The following is taken from the record of Bluff City Lodge No. 71:
“Lodge met this 5th day of January, 1856, in pursuance of previous adjournment.
Visiting brother present: George W. Gerton of St. John’s Lodge No. 4, Hartford, Connecticut.
On motion that Bellevue Lodge have the use of this Lodge Room this evening for the purpose of conferring an Entered Apprentice degree on Peter A. Sarpy, who has been balloted for in their Lodge, and duly elected.
On motion Brother Kinney of Bellevue Lodge is invited to at tend this Lodge and assist the Worshipful Master in work lectures.
The Lodge was called from labor to refreshment for the period of one week”
The Nebraska Lodge, No. 184, received its Charter in October of 1855, at the hands of the Grand Lodge of Illinois signed by Most Worshipful Grand Master James L. Anderson during a meeting at Springfield, Illinois; the charter was delivered to Brother L.B. Kinney, who visited the Grand Lodge for that purpose. The officers named in this charter were L.B. Kinney, W:.M:.; P.J. McMahon, S:.W:.; and George Hepner, J:.W:.. This Lodge was instituted and the officers installed, August 22, 1857, by Bro. R.C. Jordan, of Omaha, who had been appointed proxy by the Grand Master of the Grand Lodge of Illinois for that purpose.

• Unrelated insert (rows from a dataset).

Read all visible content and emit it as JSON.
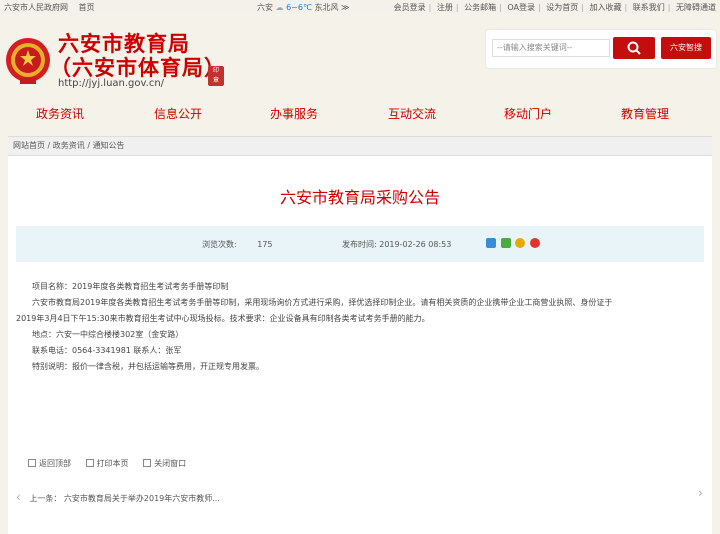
{
  "topbar": {
    "gov_link": "六安市人民政府网",
    "home_link": "首页",
    "city": "六安",
    "temp": "6~6℃",
    "wind": "东北风",
    "more": "≫",
    "links": [
      "会员登录",
      "注册",
      "公务邮箱",
      "OA登录",
      "设为首页",
      "加入收藏",
      "联系我们",
      "无障碍通道"
    ]
  },
  "header": {
    "title_line1": "六安市教育局",
    "title_line2": "（六安市体育局）",
    "url": "http://jyj.luan.gov.cn/",
    "search_placeholder": "--请输入搜索关键词--",
    "robot_label": "六安智搜"
  },
  "nav": {
    "items": [
      "政务资讯",
      "信息公开",
      "办事服务",
      "互动交流",
      "移动门户",
      "教育管理"
    ]
  },
  "breadcrumb": {
    "home": "网站首页",
    "sep1": " / ",
    "level1": "政务资讯",
    "sep2": " / ",
    "level2": "通知公告"
  },
  "article": {
    "title": "六安市教育局采购公告",
    "views_label": "浏览次数:",
    "views_value": "175",
    "date_label": "发布时间:",
    "date_value": "2019-02-26 08:53",
    "lines": [
      "项目名称：2019年度各类教育招生考试考务手册等印制",
      "六安市教育局2019年度各类教育招生考试考务手册等印制，采用现场询价方式进行采购，择优选择印制企业。请有相关资质的企业携带企业工商营业执照、身份证于",
      "2019年3月4日下午15:30来市教育招生考试中心现场投标。技术要求：企业设备具有印制各类考试考务手册的能力。",
      "地点：六安一中综合楼楼302室（金安路）",
      "联系电话：0564-3341981  联系人：张军",
      "特别说明：报价一律含税，并包括运输等费用，开正规专用发票。"
    ]
  },
  "tools": {
    "back_top": "返回顶部",
    "print": "打印本页",
    "close": "关闭窗口"
  },
  "pager": {
    "prev_label": "上一条：",
    "prev_title": "六安市教育局关于举办2019年六安市教师...",
    "prev_arrow": "‹",
    "next_arrow": "›"
  },
  "colors": {
    "brand_red": "#c00000",
    "background": "#f5f2ea",
    "meta_bar": "#e8f4f8"
  }
}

The Grand Lodge of Nebraska was organized at a convention held in Omaha , Nebraska Territory, on September 23, 1857. In attendance at this meeting were representatives from the following Lodges then located in Nebraska Territory :
Nebraska Lodge No. 184 of Bellevue
Giddings Lodge No. 156 of Nebraska City
Capital Lodge No. 101 of Omaha
A committee of three was appointed to examine the Charters and Credentials of the Lodges so represented, and their report on this was adopted and the Grand Lodge of Nebraska was then duly organized and constituted with Robert Carrel Jordan, Grand Master.
The Grand Lodge of Nebraska, A., F. & A. M.-- first officers were:
R. C. Jordan, Grand Master
L .L. Bowen, Deputy Grand Master (Nebraska Lodge #1 first Senior Warden)

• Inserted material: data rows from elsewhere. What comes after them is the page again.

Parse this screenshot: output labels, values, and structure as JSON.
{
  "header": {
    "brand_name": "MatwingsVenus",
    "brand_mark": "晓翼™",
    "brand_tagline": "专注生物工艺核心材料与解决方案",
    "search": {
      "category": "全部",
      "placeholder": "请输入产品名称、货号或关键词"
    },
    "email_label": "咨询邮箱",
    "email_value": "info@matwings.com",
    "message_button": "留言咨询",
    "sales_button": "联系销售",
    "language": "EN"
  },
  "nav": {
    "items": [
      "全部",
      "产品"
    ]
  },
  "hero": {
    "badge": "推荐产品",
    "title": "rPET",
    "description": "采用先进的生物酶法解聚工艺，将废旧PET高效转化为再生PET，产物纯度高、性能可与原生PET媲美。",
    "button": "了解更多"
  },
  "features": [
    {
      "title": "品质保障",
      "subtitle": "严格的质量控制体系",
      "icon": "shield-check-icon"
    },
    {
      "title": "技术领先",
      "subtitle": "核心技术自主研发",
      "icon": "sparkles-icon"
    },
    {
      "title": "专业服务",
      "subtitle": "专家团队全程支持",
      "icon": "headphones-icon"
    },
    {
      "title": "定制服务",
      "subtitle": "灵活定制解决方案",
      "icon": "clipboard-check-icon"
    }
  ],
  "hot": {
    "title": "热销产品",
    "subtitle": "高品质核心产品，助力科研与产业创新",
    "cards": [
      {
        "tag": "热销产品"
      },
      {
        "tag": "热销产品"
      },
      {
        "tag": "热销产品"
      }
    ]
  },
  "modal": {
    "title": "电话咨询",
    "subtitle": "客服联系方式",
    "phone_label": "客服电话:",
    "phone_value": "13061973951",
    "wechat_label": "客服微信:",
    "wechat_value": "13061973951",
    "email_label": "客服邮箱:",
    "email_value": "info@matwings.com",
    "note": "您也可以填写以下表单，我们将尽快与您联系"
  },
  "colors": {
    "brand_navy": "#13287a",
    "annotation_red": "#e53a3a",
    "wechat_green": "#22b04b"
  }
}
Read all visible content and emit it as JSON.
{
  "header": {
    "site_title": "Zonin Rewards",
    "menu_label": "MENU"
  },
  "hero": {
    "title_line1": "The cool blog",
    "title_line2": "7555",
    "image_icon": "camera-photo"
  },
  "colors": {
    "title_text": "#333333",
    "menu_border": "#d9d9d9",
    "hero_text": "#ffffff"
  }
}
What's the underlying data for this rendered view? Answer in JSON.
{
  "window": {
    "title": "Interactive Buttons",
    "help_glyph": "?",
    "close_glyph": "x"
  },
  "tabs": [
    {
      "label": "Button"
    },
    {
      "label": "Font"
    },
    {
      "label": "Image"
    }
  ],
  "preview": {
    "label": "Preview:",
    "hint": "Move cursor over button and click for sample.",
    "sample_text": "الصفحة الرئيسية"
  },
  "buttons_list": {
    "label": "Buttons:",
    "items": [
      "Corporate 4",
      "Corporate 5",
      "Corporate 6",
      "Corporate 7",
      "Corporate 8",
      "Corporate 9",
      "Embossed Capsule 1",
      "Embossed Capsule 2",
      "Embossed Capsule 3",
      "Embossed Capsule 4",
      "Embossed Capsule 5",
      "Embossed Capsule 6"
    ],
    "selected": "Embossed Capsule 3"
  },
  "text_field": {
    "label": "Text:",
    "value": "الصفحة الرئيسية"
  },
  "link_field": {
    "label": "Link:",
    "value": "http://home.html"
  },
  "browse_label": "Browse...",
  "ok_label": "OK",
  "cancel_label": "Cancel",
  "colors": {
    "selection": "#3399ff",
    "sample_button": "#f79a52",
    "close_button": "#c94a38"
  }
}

David Lindley, Grand Senior Warden;
L. B. Kinney, Grand Junior Warden (Nebraska Lodge #184 first Master, Nebraska #1 first Master)
William Anderson, Grand Treasurer
George Armstrong, Grand Secretary
John M. Chivington, Grand Chaplain
Horatio N. Cornell, Grand Marshal
Charles W. Hamilton, Grand Senior Deacon
John A. Nye, Grand Junior Deacon (Nebraska Lodge #1 first Senior Warden)
The Following resolution was then presented:
Resolved that the several Lodges under the Jurisdiction of this Grand Lodge be numbered anew, according to age of their Charter, beginning with Number one.
The several subordinate Lodges were then declared to be as follows:
Nebraska Lodge No. 1 at Bellevue
Western Star Lodge No. 2 at Nebraska City
Capital Lodge No. 3 at Omaha
It will be very clear to any who may read the foregoing that the circumstances that prevailed were extremely difficult and trying. Means of communication were a definite handicap and even a barrier to accomplishing in any reasonable time all that had been envisioned by these determined and faithful brethren. Time, patience, and perseverance were all found to be necessary if the desires of the brethren were to be realized.